All of these risks are real and proven, in actual scientific studies. Just like the studies that have repeatedly and incontrovertibly failed to find any link whatsoever between vaccines and autism. I'm very sorry for any parent facing autism or any other scary diagnosis for her child, I really am. But when it comes to educating yourself, I sure wish people would put their faith in folks who actually know a thing or two, not quacks trying to make a buck or celebrities desperately seeking relevance.

jsben... jsbenkert

I hate that this topic so quickly disintegrates into name-calling and accusations that the "other side" is uneducated.
Many of us, including myself, have decided that the risks associated with vaccines are small compared to the benefits. I say this as a parent who has had both her children vaccinated (after many discussions with our pediatrician as well as doing our own research) and as a parent of a child who has autism. I do not believe that vaccines had any role in her disorder.
Some parents read or interpret studies that cause them to doubt the safety and efficacy of vaccines and decide that the risk is too great for their comfort and choose not to vaccinate their children.

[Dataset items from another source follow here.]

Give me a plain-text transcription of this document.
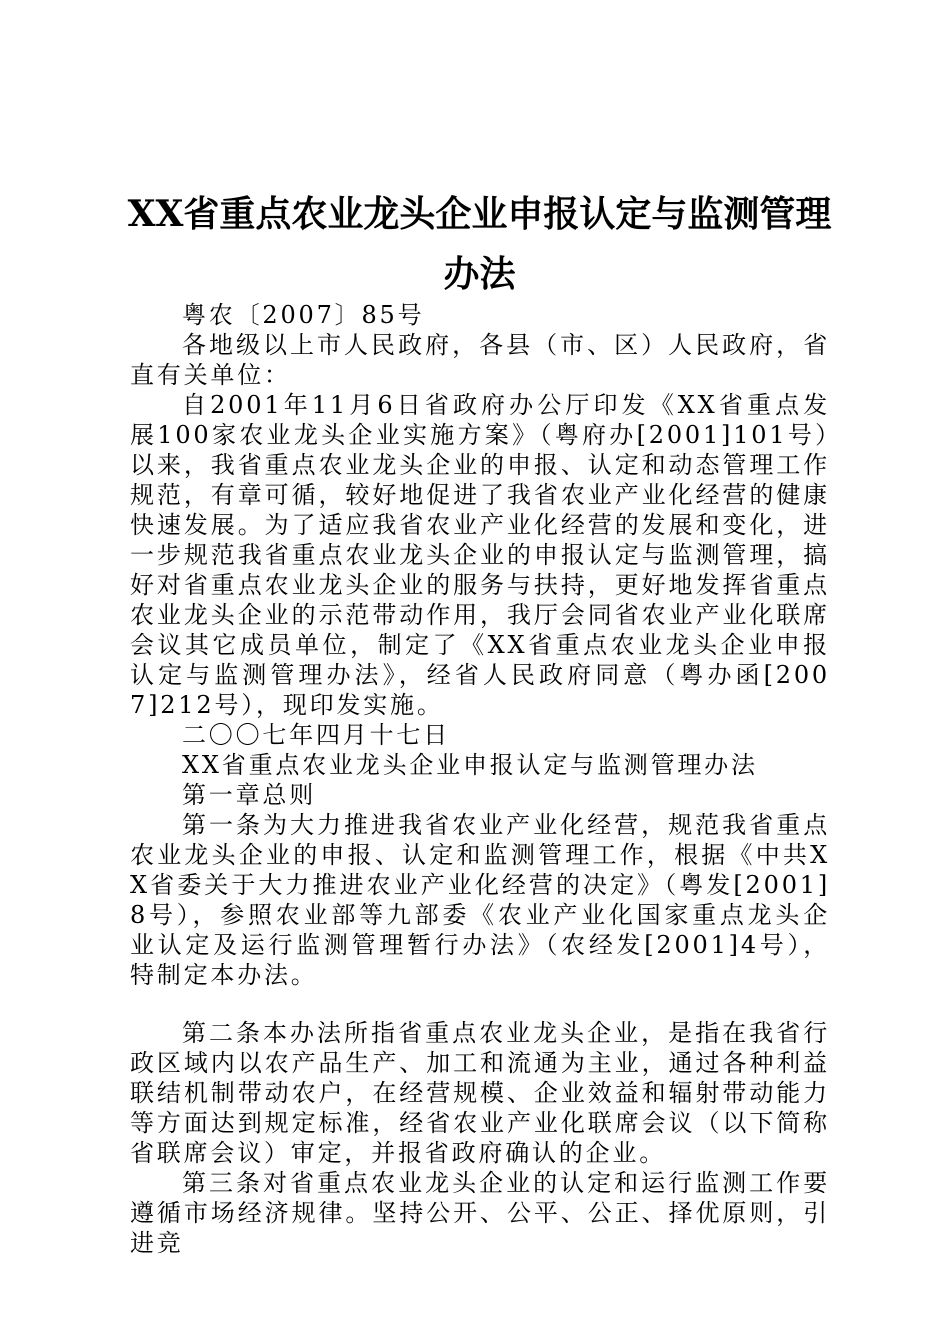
XX省重点农业龙头企业申报认定与监测管理办法

粤农〔2007〕85号

各地级以上市人民政府，各县（市、区）人民政府，省直有关单位：

自2001年11月6日省政府办公厅印发《XX省重点发展100家农业龙头企业实施方案》（粤府办[2001]101号）以来，我省重点农业龙头企业的申报、认定和动态管理工作规范，有章可循，较好地促进了我省农业产业化经营的健康快速发展。为了适应我省农业产业化经营的发展和变化，进一步规范我省重点农业龙头企业的申报认定与监测管理，搞好对省重点农业龙头企业的服务与扶持，更好地发挥省重点农业龙头企业的示范带动作用，我厅会同省农业产业化联席会议其它成员单位，制定了《XX省重点农业龙头企业申报认定与监测管理办法》，经省人民政府同意（粤办函[2007]212号），现印发实施。

二〇〇七年四月十七日

XX省重点农业龙头企业申报认定与监测管理办法

第一章总则

第一条为大力推进我省农业产业化经营，规范我省重点农业龙头企业的申报、认定和监测管理工作，根据《中共XX省委关于大力推进农业产业化经营的决定》（粤发[2001]8号），参照农业部等九部委《农业产业化国家重点龙头企业认定及运行监测管理暂行办法》（农经发[2001]4号），特制定本办法。

第二条本办法所指省重点农业龙头企业，是指在我省行政区域内以农产品生产、加工和流通为主业，通过各种利益联结机制带动农户，在经营规模、企业效益和辐射带动能力等方面达到规定标准，经省农业产业化联席会议（以下简称省联席会议）审定，并报省政府确认的企业。

第三条对省重点农业龙头企业的认定和运行监测工作要遵循市场经济规律。坚持公开、公平、公正、择优原则，引进竞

That is their choice, I believe.
However, if parents choose not to vaccinate their children, they do carry a certain responsibility to use caution when they bring their children to places where there will be infants or pregnant women. At very least, they owe it to others to disclose the possible risk. If there is any chance that their children have been exposed to diseases like chickenpox or measles, they must keep their children away from children who are too young to be vaccinated, and women who are pregnant, or those whose immune responses have been compromised, as exposing those groups of people to preventable disease can be very dangerous and sometimes fatal. It's not a judgement; it's just common sense and responsible behavior.